These programs are now being conducted in a partnership between OSU and SIGA Technologies, a national biotech company that has its primary research programs based in Corvallis.

Late last year the firm announced that one of its leading candidate drugs to treat smallpox would begin phase one clinical trials, a major step toward its eventual approval for use, and one of the first times a drug designed for biowarfare defense has been tested in humans. The company also is undergoing a major expansion, adding employees and planning a merger with another pharmaceutical development company. Much of its support is from the National Institutes of Health.

This relationship between OSU and SIGA has also had significant payoffs for OSU student education and collaborative research in the past decade, officials say, and demonstrates how basic research in the academic arena can lead to applications and economic growth in the private sector.
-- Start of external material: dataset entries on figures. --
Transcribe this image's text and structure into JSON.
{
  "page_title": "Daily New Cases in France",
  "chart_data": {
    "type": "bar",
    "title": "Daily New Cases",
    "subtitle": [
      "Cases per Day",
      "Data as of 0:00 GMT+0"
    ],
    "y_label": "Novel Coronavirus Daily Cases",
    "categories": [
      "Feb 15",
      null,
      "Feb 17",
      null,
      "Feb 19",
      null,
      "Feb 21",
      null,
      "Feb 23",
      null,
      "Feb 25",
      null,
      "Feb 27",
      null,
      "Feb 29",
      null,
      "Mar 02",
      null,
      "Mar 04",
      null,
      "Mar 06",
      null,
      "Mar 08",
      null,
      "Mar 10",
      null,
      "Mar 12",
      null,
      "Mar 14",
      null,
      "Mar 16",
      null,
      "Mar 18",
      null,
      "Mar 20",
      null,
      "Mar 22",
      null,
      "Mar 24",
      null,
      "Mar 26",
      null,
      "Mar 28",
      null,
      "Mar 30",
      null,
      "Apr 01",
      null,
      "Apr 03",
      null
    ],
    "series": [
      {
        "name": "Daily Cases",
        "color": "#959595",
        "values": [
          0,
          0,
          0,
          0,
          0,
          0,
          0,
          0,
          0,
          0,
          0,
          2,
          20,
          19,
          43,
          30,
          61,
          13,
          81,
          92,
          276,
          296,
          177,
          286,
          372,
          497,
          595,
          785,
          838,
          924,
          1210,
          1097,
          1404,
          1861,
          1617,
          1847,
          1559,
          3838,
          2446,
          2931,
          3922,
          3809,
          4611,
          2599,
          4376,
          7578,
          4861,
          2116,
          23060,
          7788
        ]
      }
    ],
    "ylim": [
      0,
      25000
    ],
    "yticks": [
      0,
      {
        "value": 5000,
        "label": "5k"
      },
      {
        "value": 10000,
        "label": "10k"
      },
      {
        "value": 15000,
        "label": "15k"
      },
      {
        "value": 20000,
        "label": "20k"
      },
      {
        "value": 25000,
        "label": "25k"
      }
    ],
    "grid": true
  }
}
"About 15 years of basic research at OSU has set the stage for much of what we hope to accomplish at SIGA," said Dennis Hruby, a professor of microbiology at OSU and chief science officer for the company. "There aren't a lot of biotech companies in Oregon, but we're able to make things work here because of our close working relationship with the university, shared resources and a talent base to draw on. A lot of students do internships here and in turn our staff helps teach several university courses."

Early work on the vaccinia virus and Group A streptococci have yielded two excellent model systems for studying microbial pathogens, Hruby said, one viral and the other bacterial. The approach now being focused upon at SIGA, and reinforced by research at OSU, is use of antiviral drugs that can help treat serious illnesses where a vaccine is unavailable, too risky or not able to be prepared in time.

Vaccine development is continuing as well, including work on a strep throat vaccine and a new type of smallpox vaccine - effective but without the side effects of the original. And the fundamental work with bacterial surface proteins - a basic step in the bacterial attachment and infection process - may allow the creation of an alternative treatment other than antibiotics, or new types of antibiotics that deal with the growing crisis of antibiotic resistance.

"Biowarfare concerns are a leading issue at the moment, but much of this same work should ultimately be able to be applied towards other diseases as well," Hruby said. "This is as much about emerging diseases as it is terrorism. We've never really had a drug that could effectively treat smallpox, and the same approach might be used to create treatments for hemorrhagic diseases such as ebola, tropical diseases like dengue or Lassa fever, or even SARS or avian flu."

One of the current drugs being tested as a treatment for smallpox - which experts are worried could be used by terrorists in a biological attack - targets two key "proteinases" the smallpox virus encodes. If these can be blocked, infection can be prevented. A feature on this advance was recently published in the journal Microbe.

"The smallpox antiviral treatment is tremendously exciting and we're optimistic it will perform well," Hruby said. "If it works as we think it will, we'll develop other smallpox drugs and use this approach to create a pipeline for a variety of disease treatments that never existed before."

Smallpox used as a weapon, experts say, could have an incubation time as short as seven days, allowing very little time for vaccine administration even if one were available. The use of current live vaccines for mass immunizations has been discontinued because of complications in some individuals.

The federal support for work of this type is large and appears to be stable, Hruby said. Project Bioshield, designed to improve medical countermeasures that could protect Americans from a chemical, biological, radiological or nuclear attack, has been allocated $5.6 billion over the next five years.